Jumping the Shark: A Warning to Writers
Greetings once again. Today, I’d like to discuss a concept that has been defined by television, but applies to any creative writing outlet. That is the infamous term ‘jumping the shark,’ a phrase that TV watchers and critics know mean a show is doomed. But what is this concept, and how does it apply to writers?
To start, jumping the shark began with the classic sitcom Happy Days, taken from a Hawaiian vacation episode in which lead character Fonzie literally jumps over a shark while on water skis. Prior to this, the show had focused on relatable stories of young men and women growing up in the 1950’s. However, this episode was seen as pushing the show into ridiculous territory, damaging Fonzie’s character (as he had previously been injured in a motorcycle stunt and had learned from the experience), and showing the writers as desperate. The show did continue, but the focus shifted to Fonzie’s near superhuman charisma, as previous story concepts were shelved. As a result, the show’s appeal dropped over the reminder of its run, and ‘jumping the shark’ became the go-to term for a story that had lost focus, or showed desperation to keep viewers interested.
However, despite the term becoming popular, many other examples of shark-jumping have been documented over the years. While there are far too many to list, these are a few examples.
- ER’s Helicopter- Dr. Robert Romano loses his arm to a helicopter blade, and is then killed when a burning chopper falls out of the sky, in this doctor-based drama.
- Brady Bunch’s Cousin Oliver- a young cousin is introduced to bring a fresh perspective but fails to mesh with the cast (and creates ‘Cousin Oliver Syndrome’ for TV viewers everywhere)
- Roseanne- The show’s final season depicted the blue collar family winning the lottery, only to reveal at the end that the entire story was a fantasy concocted by Roseanne to cope with the loss of her (TV) husband.
- Heroes, Season 2- a superhero show with a clear leader starts its second season with said leader depowered and amnesiac, while the others scramble to find a purpose.

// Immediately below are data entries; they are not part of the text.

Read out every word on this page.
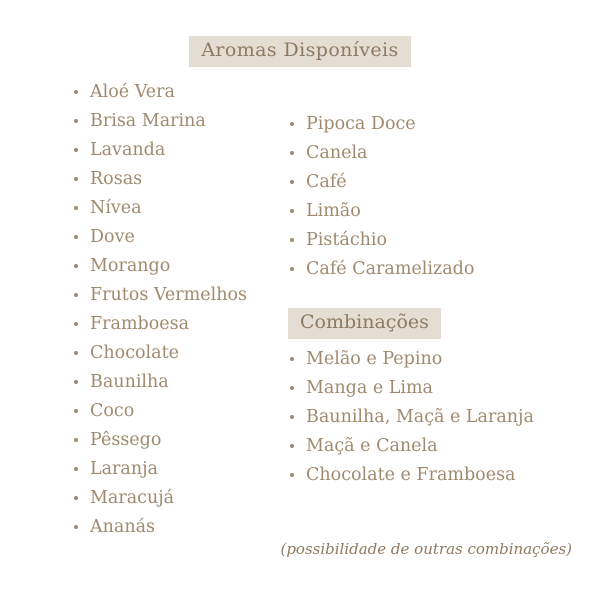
Aromas Disponíveis
Aloé Vera
Brisa Marina
Lavanda
Rosas
Nívea
Dove
Morango
Frutos Vermelhos
Framboesa
Chocolate
Baunilha
Coco
Pêssego
Laranja
Maracujá
Ananás
Pipoca Doce
Canela
Café
Limão
Pistáchio
Café Caramelizado
Combinações
Melão e Pepino
Manga e Lima
Baunilha, Maçã e Laranja
Maçã e Canela
Chocolate e Framboesa
(possibilidade de outras combinações)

- ‘Nuking the Fridge’- a new variant on the shark jump, taken from the final Indiana Jones film (in which the protagonist survives a nuclear blast by hiding inside a lead lined refrigerator), this term refers to the point when a franchise has been creatively exhausted by sequels.
But why does TV and movie mistakes mean anything to writers? Because all storytelling comes from writers, and we can be just as prone to lose focus as anyone else. So to avoid making these same, desperate mistakes, writers need to keep a few things in mind.
- If you add a new character, do it because the story needs it, not because it will seem fresh.
- Always keep your character’s journeys in your mind. What they do in the future is shaped by what they do in the past.
- Keep your tone consistent- if something seems out of place or even foolish, you’re likely close to a shark jump.
- And most important of all- know when it’s over. Almost all ‘shark-jumping’ can be attributed to a story that went on beyond the writers’ ability to keep it fresh and vibrant. If you have nothing left to say, it may very well be because you’ve said all there is to say. And ending your story on a satisfying note is far better then sending your serial killer lead to Oregon to start life as a lumberjack.